Jake has never had a problem speaking his mind. Sometimes he may be a bit too blunt.
“Can you be a little more specific?”
He bites the inside of his cheek. It was a bad habit he had as a kid. Mom hated it and would tell him to quit doing it whenever she caught him. I thought he’d gotten over it years ago.
“You know Mom always kept the books for Haymakers. I didn’t know how much Dad depended on her until she died. He had no idea how to handle any of the accounting for the business. I guess Mom tried to teach him about accounts payable and receivable and all that stuff but it just didn’t sink in. Plus, I think he was kind of in denial that she was actually dying. Anyway, things started to fall apart but he was too proud to ask for help. I inherited a mess that I’ve made even worse because I don’t know what I’m doing either.”
I take in a deep breath. My mom died almost a year ago and my dad died six months ago. If the finances have been deteriorating for a year, things could potentially be in really bad shape.
He opens the top drawer of the desk and pulls out a certified envelope. Anything sent certified mail usually isn’t good news.

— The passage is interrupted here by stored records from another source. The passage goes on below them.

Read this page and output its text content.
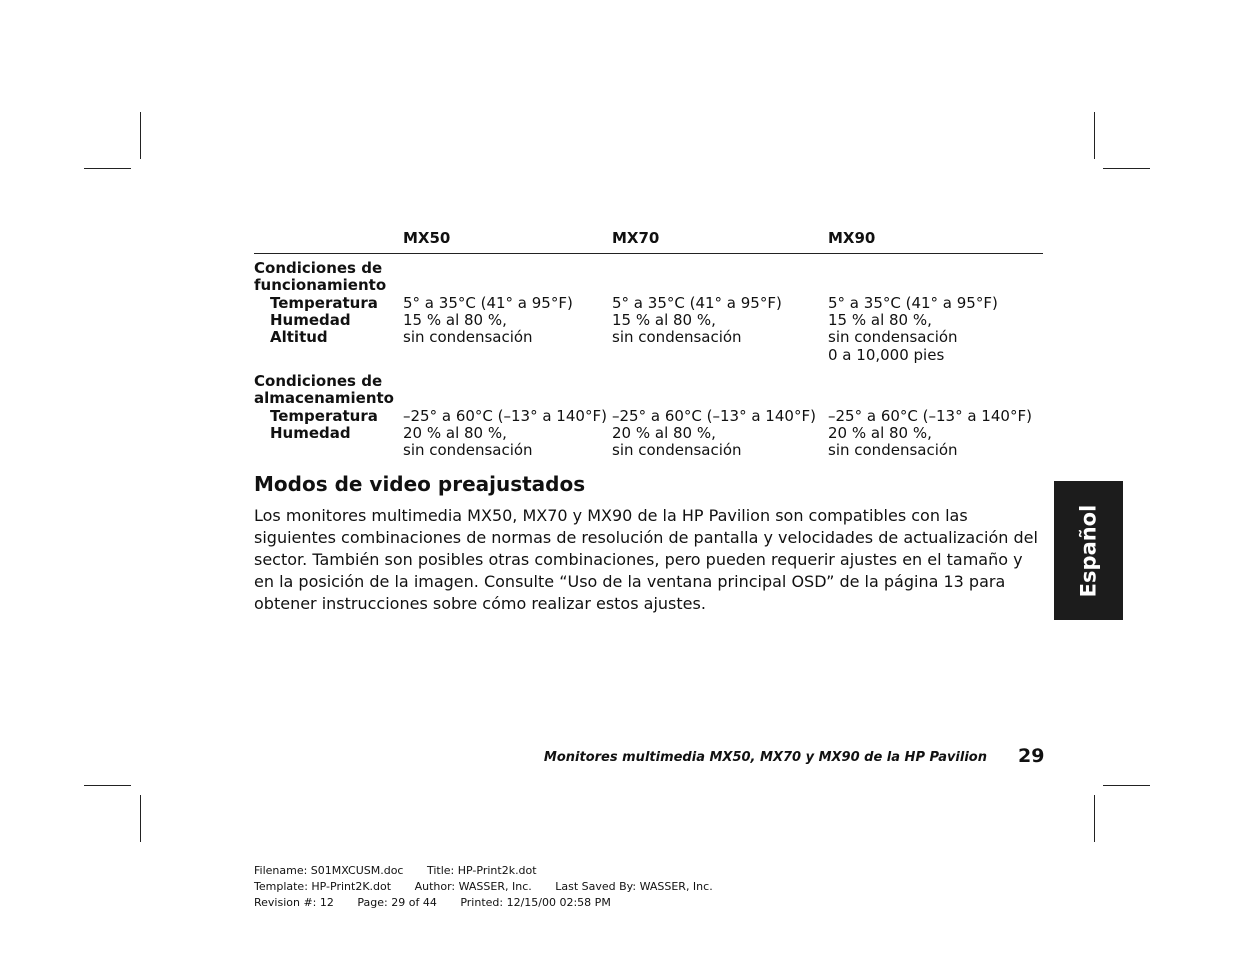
MX50	MX70	MX90
Condiciones de
funcionamiento
Temperatura
Humedad
Altitud
5° a 35°C (41° a 95°F)
15 % al 80 %,
sin condensación
5° a 35°C (41° a 95°F)
15 % al 80 %,
sin condensación
5° a 35°C (41° a 95°F)
15 % al 80 %,
sin condensación
0 a 10,000 pies
Condiciones de
almacenamiento
Temperatura
Humedad
–25° a 60°C (–13° a 140°F)
20 % al 80 %,
sin condensación
–25° a 60°C (–13° a 140°F)
20 % al 80 %,
sin condensación
–25° a 60°C (–13° a 140°F)
20 % al 80 %,
sin condensación
Modos de video preajustados

Los monitores multimedia MX50, MX70 y MX90 de la HP Pavilion son compatibles con las siguientes combinaciones de normas de resolución de pantalla y velocidades de actualización del sector. También son posibles otras combinaciones, pero pueden requerir ajustes en el tamaño y en la posición de la imagen. Consulte “Uso de la ventana principal OSD” de la página 13 para obtener instrucciones sobre cómo realizar estos ajustes.

Español
Monitores multimedia MX50, MX70 y MX90 de la HP Pavilion 29
Filename: S01MXCUSM.doc Title: HP-Print2k.dot
Template: HP-Print2K.dot Author: WASSER, Inc. Last Saved By: WASSER, Inc.
Revision #: 12 Page: 29 of 44 Printed: 12/15/00 02:58 PM
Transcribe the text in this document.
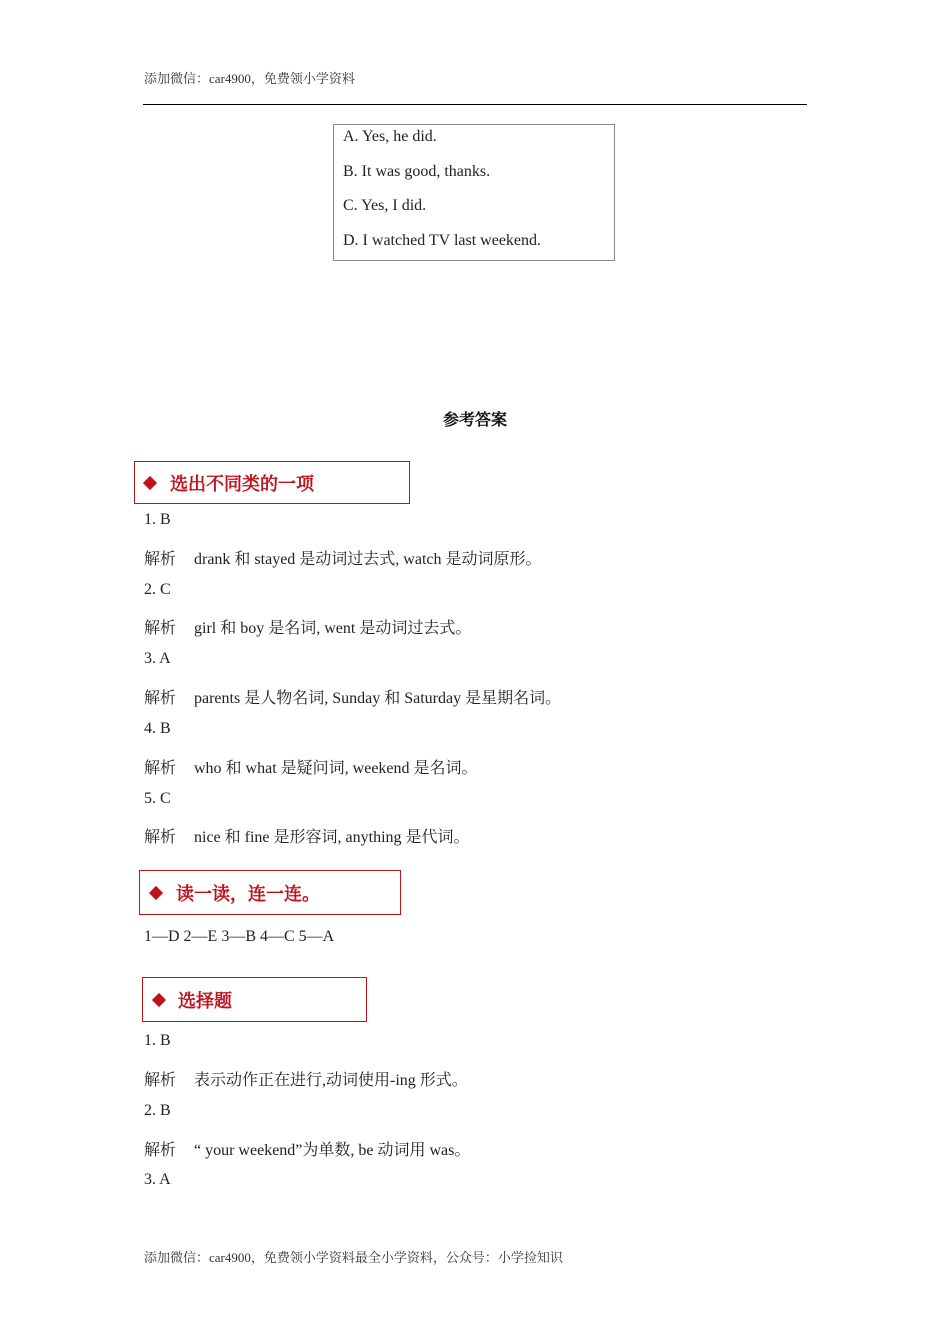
添加微信：car4900，免费领小学资料
A. Yes, he did.
B. It was good, thanks.
C. Yes, I did.
D. I watched TV last weekend.
参考答案
选出不同类的一项
1. B
解析 drank 和 stayed 是动词过去式, watch 是动词原形。
2. C
解析 girl 和 boy 是名词, went 是动词过去式。
3. A
解析 parents 是人物名词, Sunday 和 Saturday 是星期名词。
4. B
解析 who 和 what 是疑问词, weekend 是名词。
5. C
解析 nice 和 fine 是形容词, anything 是代词。
读一读，连一连。
1—D 2—E 3—B 4—C 5—A
选择题
1. B
解析 表示动作正在进行,动词使用-ing 形式。
2. B
解析 “ your weekend”为单数, be 动词用 was。
3. A
添加微信：car4900，免费领小学资料最全小学资料，公众号：小学捡知识
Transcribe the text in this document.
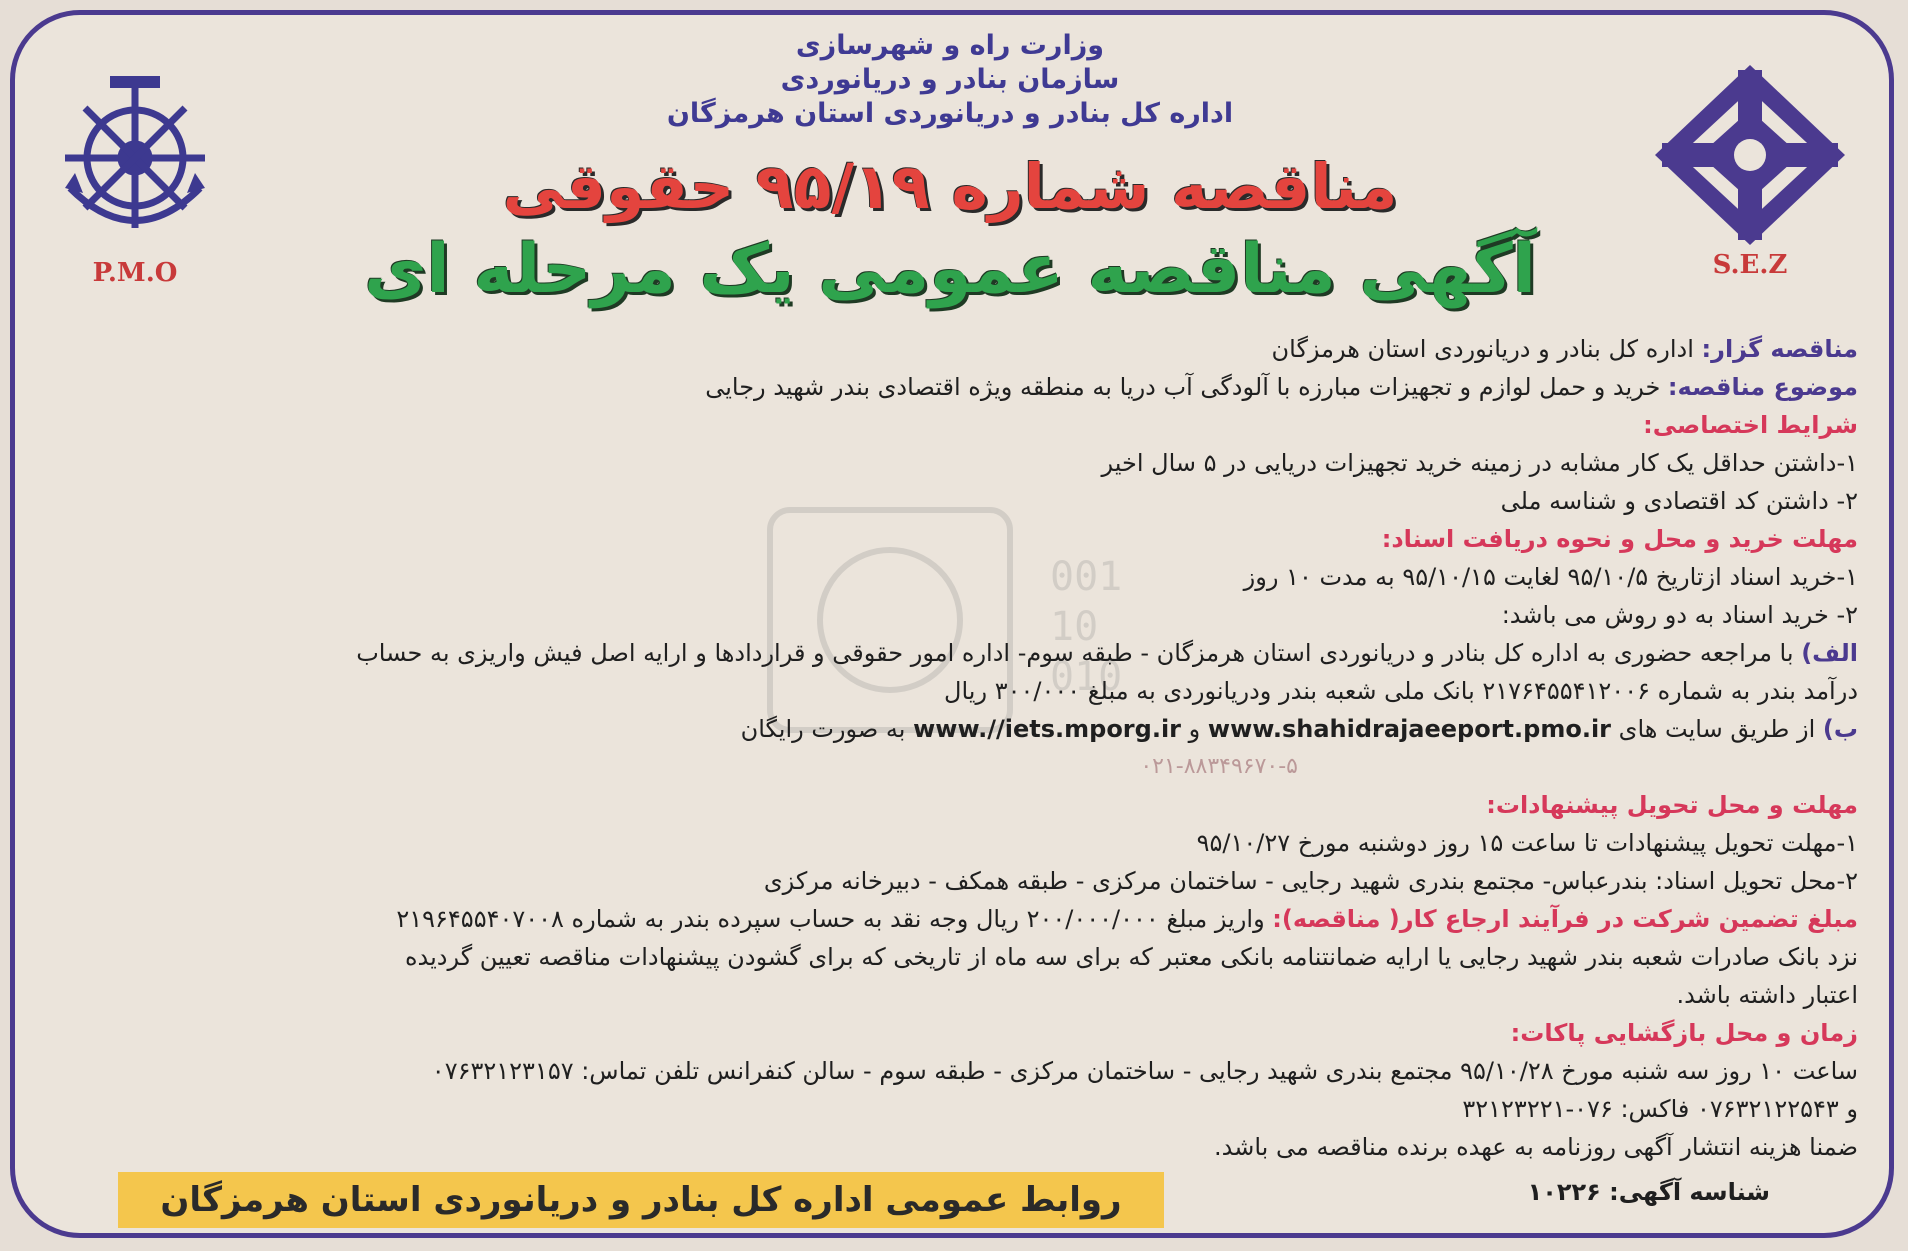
P.M.O	S.E.Z
وزارت راه و شهرسازی
سازمان بنادر و دریانوردی
اداره کل بنادر و دریانوردی استان هرمزگان
مناقصه شماره ۹۵/۱۹ حقوقی
آگهی مناقصه عمومی یک مرحله ای
001
10
010
مناقصه گزار: اداره کل بنادر و دریانوردی استان هرمزگان
موضوع مناقصه: خرید و حمل لوازم و تجهیزات مبارزه با آلودگی آب دریا به منطقه ویژه اقتصادی بندر شهید رجایی
شرایط اختصاصی:
۱-داشتن حداقل یک کار مشابه در زمینه خرید تجهیزات دریایی در ۵ سال اخیر
۲- داشتن کد اقتصادی و شناسه ملی
مهلت خرید و محل و نحوه دریافت اسناد:
۱-خرید اسناد ازتاریخ ۹۵/۱۰/۵ لغایت ۹۵/۱۰/۱۵ به مدت ۱۰ روز
۲- خرید اسناد به دو روش می باشد:
الف) با مراجعه حضوری به اداره کل بنادر و دریانوردی استان هرمزگان - طبقه سوم- اداره امور حقوقی و قراردادها و ارایه اصل فیش واریزی به حساب
درآمد بندر به شماره ۲۱۷۶۴۵۵۴۱۲۰۰۶ بانک ملی شعبه بندر ودریانوردی به مبلغ ۳۰۰/۰۰۰ ریال
ب) از طریق سایت های www.shahidrajaeeport.pmo.ir و www.//iets.mporg.ir به صورت رایگان
۰۲۱-۸۸۳۴۹۶۷۰-۵
مهلت و محل تحویل پیشنهادات:
۱-مهلت تحویل پیشنهادات تا ساعت ۱۵ روز دوشنبه مورخ ۹۵/۱۰/۲۷
۲-محل تحویل اسناد: بندرعباس- مجتمع بندری شهید رجایی - ساختمان مرکزی - طبقه همکف - دبیرخانه مرکزی
مبلغ تضمین شرکت در فرآیند ارجاع کار( مناقصه): واریز مبلغ ۲۰۰/۰۰۰/۰۰۰ ریال وجه نقد به حساب سپرده بندر به شماره ۲۱۹۶۴۵۵۴۰۷۰۰۸
نزد بانک صادرات شعبه بندر شهید رجایی یا ارایه ضمانتنامه بانکی معتبر که برای سه ماه از تاریخی که برای گشودن پیشنهادات مناقصه تعیین گردیده
اعتبار داشته باشد.
زمان و محل بازگشایی پاکات:
ساعت ۱۰ روز سه شنبه مورخ ۹۵/۱۰/۲۸ مجتمع بندری شهید رجایی - ساختمان مرکزی - طبقه سوم - سالن کنفرانس تلفن تماس: ۰۷۶۳۲۱۲۳۱۵۷
و ۰۷۶۳۲۱۲۲۵۴۳ فاکس: ۰۷۶-۳۲۱۲۳۲۲۱
ضمنا هزینه انتشار آگهی روزنامه به عهده برنده مناقصه می باشد.
شناسه آگهی: ۱۰۲۲۶
روابط عمومی اداره کل بنادر و دریانوردی استان هرمزگان
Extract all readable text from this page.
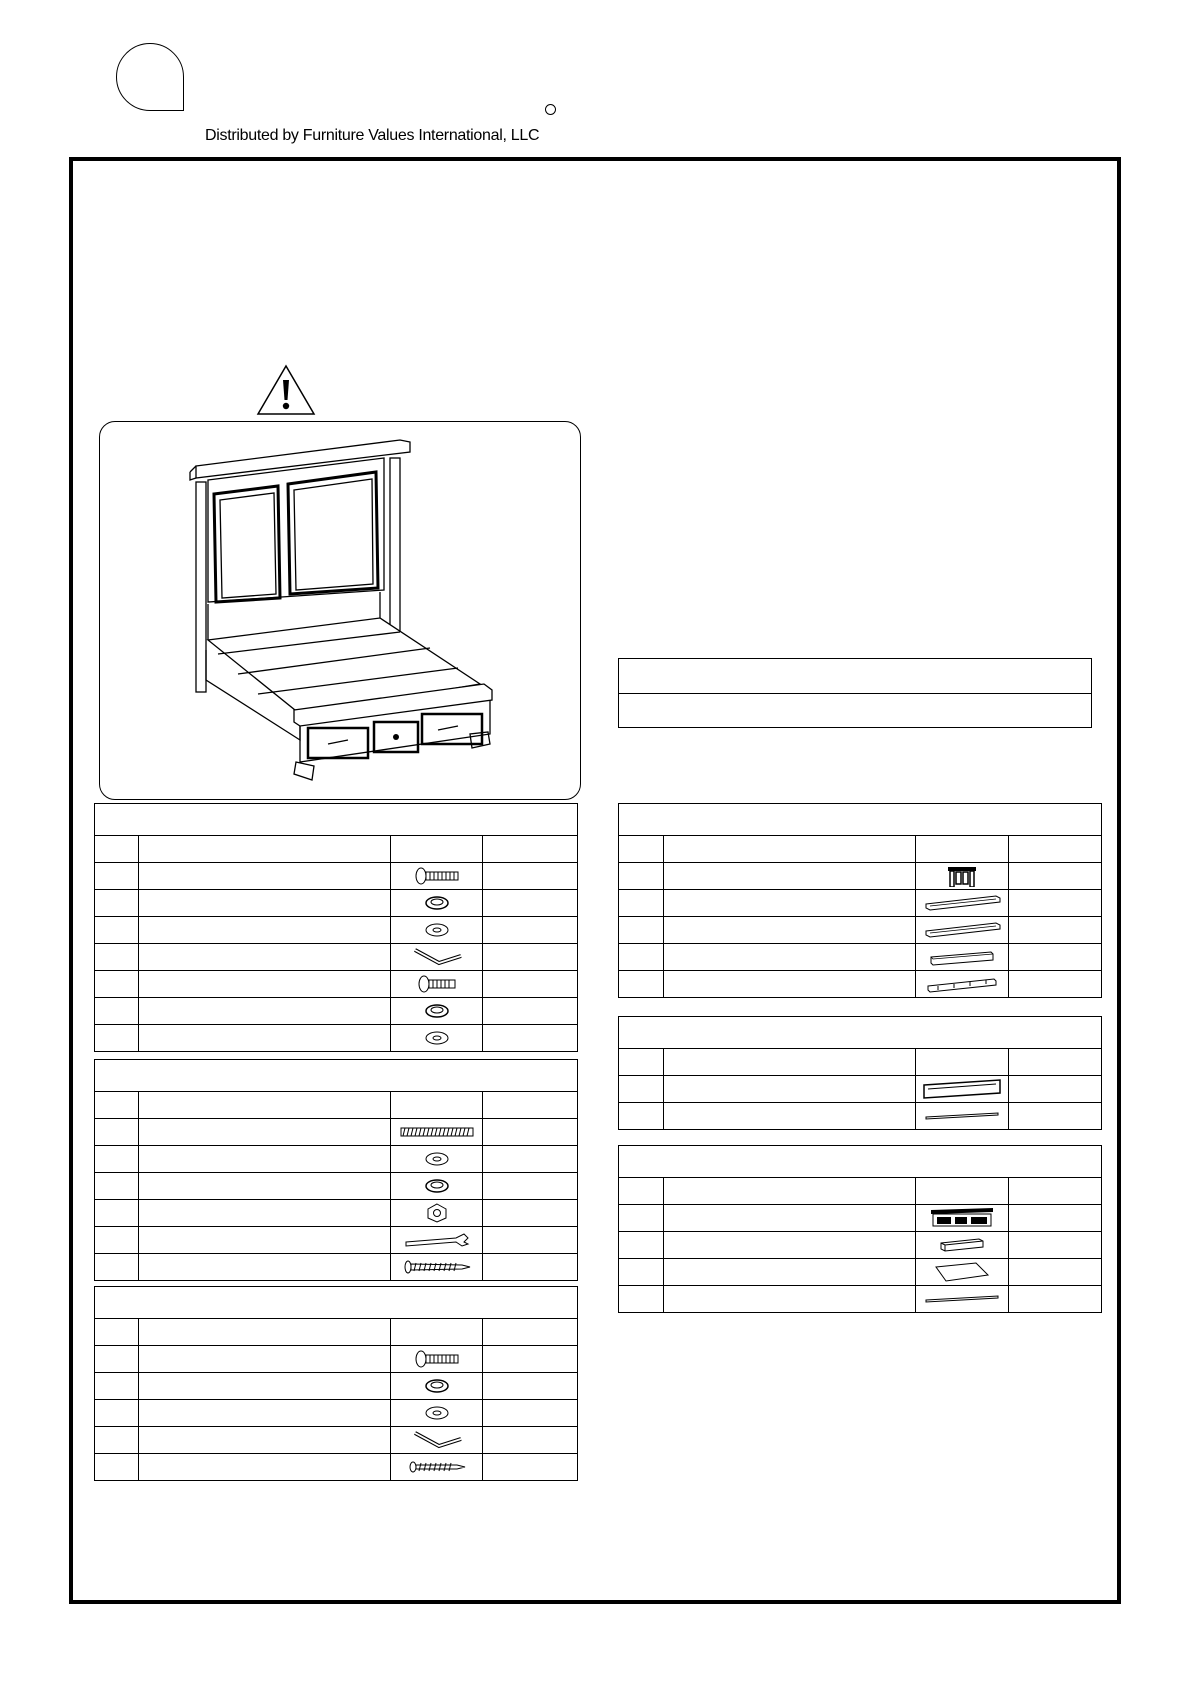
Distributed by Furniture Values International, LLC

He hands me the letter. It’s from H & C Bank. “I thought Dad had the place paid off,” I say as I take the letter from Jake’s hand.
“He took out a loan for some improvements. We needed a new roof and he put in new tables and the stage area.”
“Why did he need a new stage?” I ask. I know I probably sound bitter but I don’t care. “Did you talk him into it?”
My brother always had dreams of being a country singer. He’s got a great voice and a lot of musical talent but he never had the drive or ambition to make his dream a reality. Because Jake was the most like my dad, and his first born, my dad would have done anything to make Jake happy.
“It wasn’t me,” Jake insists.
I glare at him.
“Okay, it wasn’t just me,” he admits. “Dad felt like he was losing business because of the competition. Some of the new places that have opened up recently have live bands every weekend. And not just bands like Wilde Riders—bands with CDs and deals with real record labels on actual tours.”
“I didn’t see any new bars when I drove through town.”
“Not in Old Town. In some of the other towns around the county. They’ve been drawing some big name groups. Dad felt like he needed to do something to attract a younger crowd.”
“Are you still playing?” I ask.
Jake shrugs. “Off and on. You know it’s never been the same without you. We keep trying to find a guitar player that’s even half as good as you and it still hasn’t happened. We lost another one last week.”
“That’s too bad.”
“Now that you’re back in town, maybe—”
I cut Jake off. “I’m back in town to help you get this straightened out.” I hold up the letter. “I’m not back for any other reason. And I’m definitely not back to play with the Wilde Riders again.”
“We sounded really good the last time we played.”
“That was a onetime thing. I did it for Dad.”
Jake throws up his hands. “Okay, I get it. You don’t want to be part of the band. I can respect that.”
“And we’ve got bigger problems,” I say as I open the letter.
My heart sinks when I read the contents. Things really are as bad as I imagined.